I don’t think any of us really knows how to go on right now. The dust hasn’t even settled yet. But when it does, I want to be clear headed and confident. And I do that by keeping my food boundaries and staying well away from my drug foods.

15 years. Still grateful. Still angry.

Yesterday was the 15 year anniversary of having boundaries around my eating. Every day. No cheat days. No extra bites. No special exemptions for birthdays or holidays. 

To this day I am grateful for the solution I found to my eating problem. 

When I started this blog, it was about my weight. And I still really love living in a smaller body. I posted some pictures on social media yesterday. 3 from when I was a teenager, and 3 from this year. And it is strange to look at that body that I lived in for so long. It is easy to forget now what a prison that body was for me.

It was hard to move in that body. Hard to be mobile. Hard to get to where I needed to go. It was a cumbersome, uncomfortable vehicle. 

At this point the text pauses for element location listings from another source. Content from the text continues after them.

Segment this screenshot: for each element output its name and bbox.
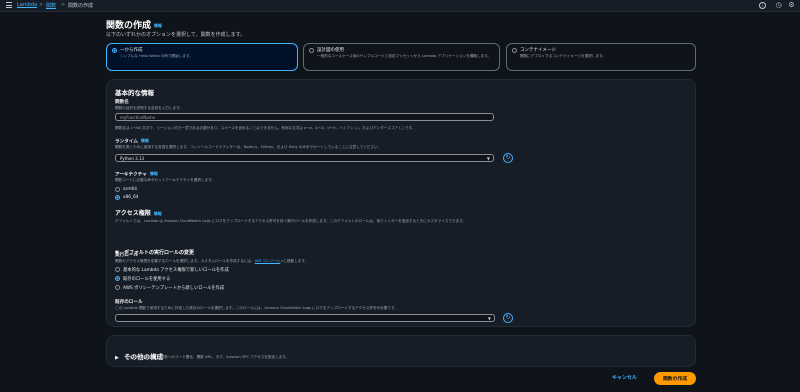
existing-role-desc: この Lambda 関数で使用するために作成した既存のロールを選択します。このロ… xyxy=(115,306,398,310)
page-title: 関数の作成 情報 xyxy=(106,18,162,31)
role-radio-existing[interactable] xyxy=(115,276,120,281)
info-link[interactable]: 情報 xyxy=(154,23,162,28)
exec-role-label: 実行ロール xyxy=(115,253,138,258)
other-config-panel[interactable]: ▶ その他の構成 追加設定を使用して、関数へのコード署名、関数 URL、タグ、A… xyxy=(106,335,696,367)
option-desc: シンプルな Hello World の例で開始します。 xyxy=(120,54,193,58)
role-radio-template[interactable] xyxy=(115,285,120,290)
function-name-hint: 関数名は 1～64 文字で、リージョン内で一意である必要があり、スペースを含める… xyxy=(115,126,416,130)
arch-option-label: arm64 xyxy=(123,187,137,192)
option-use-blueprint[interactable]: 設計図の使用 一般的なユースケース用のサンプルコードと設定プリセットから Lam… xyxy=(303,43,500,71)
radio-unselected[interactable] xyxy=(309,47,314,53)
option-desc: 一般的なユースケース用のサンプルコードと設定プリセットから Lambda アプリ… xyxy=(317,54,491,58)
exec-role-desc-end: に移動します。 xyxy=(283,259,309,263)
function-name-label: 関数名 xyxy=(115,100,129,105)
page-title-text: 関数の作成 xyxy=(106,21,152,31)
caret-down-icon: ▼ xyxy=(487,316,491,321)
option-desc: 関数にデプロイするコンテナイメージを選択します。 xyxy=(520,54,606,58)
permissions-heading: アクセス権限 情報 xyxy=(115,208,162,217)
runtime-label-text: ランタイム xyxy=(115,139,138,145)
role-radio-basic[interactable] xyxy=(115,267,120,272)
info-link[interactable]: 情報 xyxy=(150,171,158,176)
role-option-label: 既存のロールを使用する xyxy=(123,277,171,282)
create-function-button[interactable]: 関数の作成 xyxy=(654,372,696,385)
page-subtitle: 以下のいずれかのオプションを選択して、関数を作成します。 xyxy=(106,32,246,38)
chevron-right-icon: > xyxy=(61,2,66,8)
option-title: コンテナイメージ xyxy=(520,48,556,53)
function-name-desc: 関数の目的を説明する名前を入力します。 xyxy=(115,106,183,110)
info-link[interactable]: 情報 xyxy=(141,138,149,143)
radio-selected[interactable] xyxy=(112,47,117,53)
menu-icon[interactable] xyxy=(6,2,12,9)
settings-icon[interactable]: ⚙ xyxy=(788,2,795,9)
runtime-select[interactable]: Python 3.13 ▼ xyxy=(115,154,494,162)
top-navigation-bar: Lambda > 関数 > 関数の作成 i ◷ ⚙ xyxy=(0,0,800,12)
breadcrumb-current: 関数の作成 xyxy=(68,3,94,9)
chevron-right-icon: > xyxy=(39,2,44,8)
arch-radio-arm64[interactable] xyxy=(115,187,120,192)
option-title: 設計図の使用 xyxy=(317,48,344,53)
cancel-button[interactable]: キャンセル xyxy=(612,374,637,381)
function-name-input[interactable]: myFunctionName xyxy=(115,113,494,121)
runtime-desc: 関数を書くために使用する言語を選択します。コンソールコードエディターは、Node… xyxy=(115,145,382,149)
breadcrumb-lambda[interactable]: Lambda xyxy=(17,2,37,8)
section-heading: 基本的な情報 xyxy=(115,89,154,97)
runtime-label: ランタイム 情報 xyxy=(115,138,149,145)
arch-radio-x86[interactable] xyxy=(115,195,120,200)
option-title: 一から作成 xyxy=(120,48,143,53)
iam-console-link[interactable]: IAM コンソール xyxy=(255,259,281,263)
refresh-icon[interactable]: ↻ xyxy=(503,313,513,323)
radio-unselected[interactable] xyxy=(512,47,517,53)
info-link[interactable]: 情報 xyxy=(154,211,162,216)
existing-role-label: 既存のロール xyxy=(115,300,143,305)
caret-right-icon: ▶ xyxy=(115,355,119,361)
other-config-desc: 追加設定を使用して、関数へのコード署名、関数 URL、タグ、Amazon VPC… xyxy=(125,355,290,359)
permissions-heading-text: アクセス権限 xyxy=(115,210,151,217)
refresh-icon[interactable]: ↻ xyxy=(503,153,513,163)
exec-role-desc-text: 関数のアクセス権限を定義するロールを選択します。カスタムロールを作成するには、 xyxy=(115,259,255,263)
permissions-desc: デフォルトでは、Lambda は Amazon CloudWatch Logs … xyxy=(115,219,466,223)
option-container-image[interactable]: コンテナイメージ 関数にデプロイするコンテナイメージを選択します。 xyxy=(506,43,696,71)
basic-info-panel: 基本的な情報 関数名 関数の目的を説明する名前を入力します。 myFunctio… xyxy=(106,79,696,327)
role-option-label: AWS ポリシーテンプレートから新しいロールを作成 xyxy=(123,286,225,291)
role-option-label: 基本的な Lambda アクセス権限で新しいロールを作成 xyxy=(123,268,229,273)
architecture-desc: 関数コードに必要な命令セットアーキテクチャを選択します。 xyxy=(115,178,216,182)
architecture-label: アーキテクチャ 情報 xyxy=(115,171,158,178)
other-config-toggle[interactable]: ▶ その他の構成 xyxy=(115,344,163,363)
option-author-from-scratch[interactable]: 一から作成 シンプルな Hello World の例で開始します。 xyxy=(106,43,298,71)
breadcrumb-functions[interactable]: 関数 xyxy=(46,2,56,9)
arch-option-label: x86_64 xyxy=(123,195,139,200)
existing-role-select[interactable]: ▼ xyxy=(115,314,495,322)
info-icon[interactable]: i xyxy=(759,2,766,9)
runtime-value: Python 3.13 xyxy=(120,156,145,161)
exec-role-desc: 関数のアクセス権限を定義するロールを選択します。カスタムロールを作成するには、I… xyxy=(115,259,308,264)
clock-icon[interactable]: ◷ xyxy=(775,2,782,9)
architecture-label-text: アーキテクチャ xyxy=(115,172,147,178)
caret-down-icon: ▼ xyxy=(486,156,490,161)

But more than that, it was a humiliating vehicle. And that is something that is still hard for me. Because I am still angry at the ways I was treated. I am still angry at the things people said to me. Family and friends. Strangers and acquaintances. And that was not about me and my food issues. That was about society and the issues of our culture.

I am so happy and grateful and filled with peace, because I got my eating and my sugar addiction under control. I have no interest in or intention of changing my food. I am happy to never have another bite of cake again. I mean that. Really and truly happy about it. 

But I don’t do it for anyone but myself. And I am still sad and angry that society told people, and me, that for the first 28 years of my life I was unlikable, detestable, shameful, pathetic, contemptible, unqualified for respect and unworthy of love.

I understand if you are impressed by my having lost weight. I can see how it can look impressive. But I will tell you what is really impressive. That I was able to honor myself and my body, even when people were telling me that that body meant I was grotesque and disgusting. That I was able to love myself enough to honor myself when the general consensus seemed to be that I was broken and wrong.

If you love a fat person, maybe just love them. Exactly as they are. Even if they can’t or won’t do whatever things you think they should do to be healthy or happy or whatever it is you think they should be. 

So on this 15th anniversary of me doing this crazy thing that resulted in long-term weight loss, I am going to tell you that the weight is not the actually answer. It never was. The answer is in honoring myself. Bodily, emotionally, and spiritually. The answer is that food was killing me and now it’s not. The answer is that if it’s your body, it’s *your* answer to find. And if it is not your body, the answer is to love the person in front of you. Not who you have decided they should be.